Uniform approximation on the sphere by least squares polynomials
Provides theoretical guarantees for polynomial approximation on the sphere from scattered data, relevant to geophysics, astrophysics, and signal processing.
The paper proves that least squares polynomial approximation on the sphere achieves optimal Lebesgue constant growth and that delayed arithmetic means of these polynomials converge uniformly at near-best rates, with numerical experiments confirming the theory.

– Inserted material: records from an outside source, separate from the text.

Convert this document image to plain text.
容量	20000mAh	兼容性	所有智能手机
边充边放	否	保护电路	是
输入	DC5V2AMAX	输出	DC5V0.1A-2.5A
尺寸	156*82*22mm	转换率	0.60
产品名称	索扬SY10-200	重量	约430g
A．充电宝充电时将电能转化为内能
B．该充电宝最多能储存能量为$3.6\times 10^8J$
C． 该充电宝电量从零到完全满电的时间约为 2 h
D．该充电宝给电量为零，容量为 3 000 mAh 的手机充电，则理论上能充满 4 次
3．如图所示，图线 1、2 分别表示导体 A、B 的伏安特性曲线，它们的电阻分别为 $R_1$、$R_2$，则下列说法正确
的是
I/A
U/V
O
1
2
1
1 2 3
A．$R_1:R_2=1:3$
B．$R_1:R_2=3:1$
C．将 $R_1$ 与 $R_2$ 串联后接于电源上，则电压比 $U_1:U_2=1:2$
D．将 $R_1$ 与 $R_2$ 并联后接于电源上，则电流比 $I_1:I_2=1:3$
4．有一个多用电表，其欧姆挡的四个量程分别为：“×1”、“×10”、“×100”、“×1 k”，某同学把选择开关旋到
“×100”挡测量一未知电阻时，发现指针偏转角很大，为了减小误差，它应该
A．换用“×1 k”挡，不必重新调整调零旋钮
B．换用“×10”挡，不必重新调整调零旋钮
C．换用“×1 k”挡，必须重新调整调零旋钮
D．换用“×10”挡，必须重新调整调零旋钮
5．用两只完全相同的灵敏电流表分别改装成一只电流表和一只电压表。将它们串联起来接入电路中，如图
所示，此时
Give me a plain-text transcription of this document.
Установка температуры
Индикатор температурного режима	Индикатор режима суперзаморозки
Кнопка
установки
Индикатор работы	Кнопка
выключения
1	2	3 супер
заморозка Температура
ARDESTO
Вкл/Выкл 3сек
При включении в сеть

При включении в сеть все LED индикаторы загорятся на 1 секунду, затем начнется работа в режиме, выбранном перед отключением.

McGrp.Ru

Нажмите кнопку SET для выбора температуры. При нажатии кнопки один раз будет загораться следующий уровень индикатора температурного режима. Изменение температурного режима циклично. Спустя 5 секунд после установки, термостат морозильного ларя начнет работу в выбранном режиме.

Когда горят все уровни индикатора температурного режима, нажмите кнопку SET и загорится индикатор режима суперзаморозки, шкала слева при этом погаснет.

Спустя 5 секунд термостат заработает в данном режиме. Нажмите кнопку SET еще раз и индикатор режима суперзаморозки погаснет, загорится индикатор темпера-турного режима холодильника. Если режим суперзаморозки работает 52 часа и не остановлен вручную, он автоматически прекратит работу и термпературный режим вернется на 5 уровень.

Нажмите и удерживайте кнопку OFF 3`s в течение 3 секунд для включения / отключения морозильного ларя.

The paper concerns the uniform polynomial approximation of a function $f$, continuous on the unit Euclidean sphere of ${\mathbb R}^3$ and known only at a finite number of points that are somehow uniformly distributed on the sphere. First we focus on least squares polynomial approximation and prove that the related Lebesgue constants w.r.t. the uniform norm grow at the optimal rate. Then, we consider delayed arithmetic means of least squares polynomials whose degrees vary from $n-m$ up to $n+m$, being $m=\lfloor θn\rfloor$ for any fixed parameter $0<θ<1$. As $n$ tends to infinity, we prove that these polynomials uniformly converge to $f$ at the near-best polynomial approximation rate. Moreover, for fixed $n$, by using the same data points we can further improve the approximation by suitably modulating the action ray $m$ determined by the parameter $θ$. Some numerical experiments are given to illustrate the theoretical results.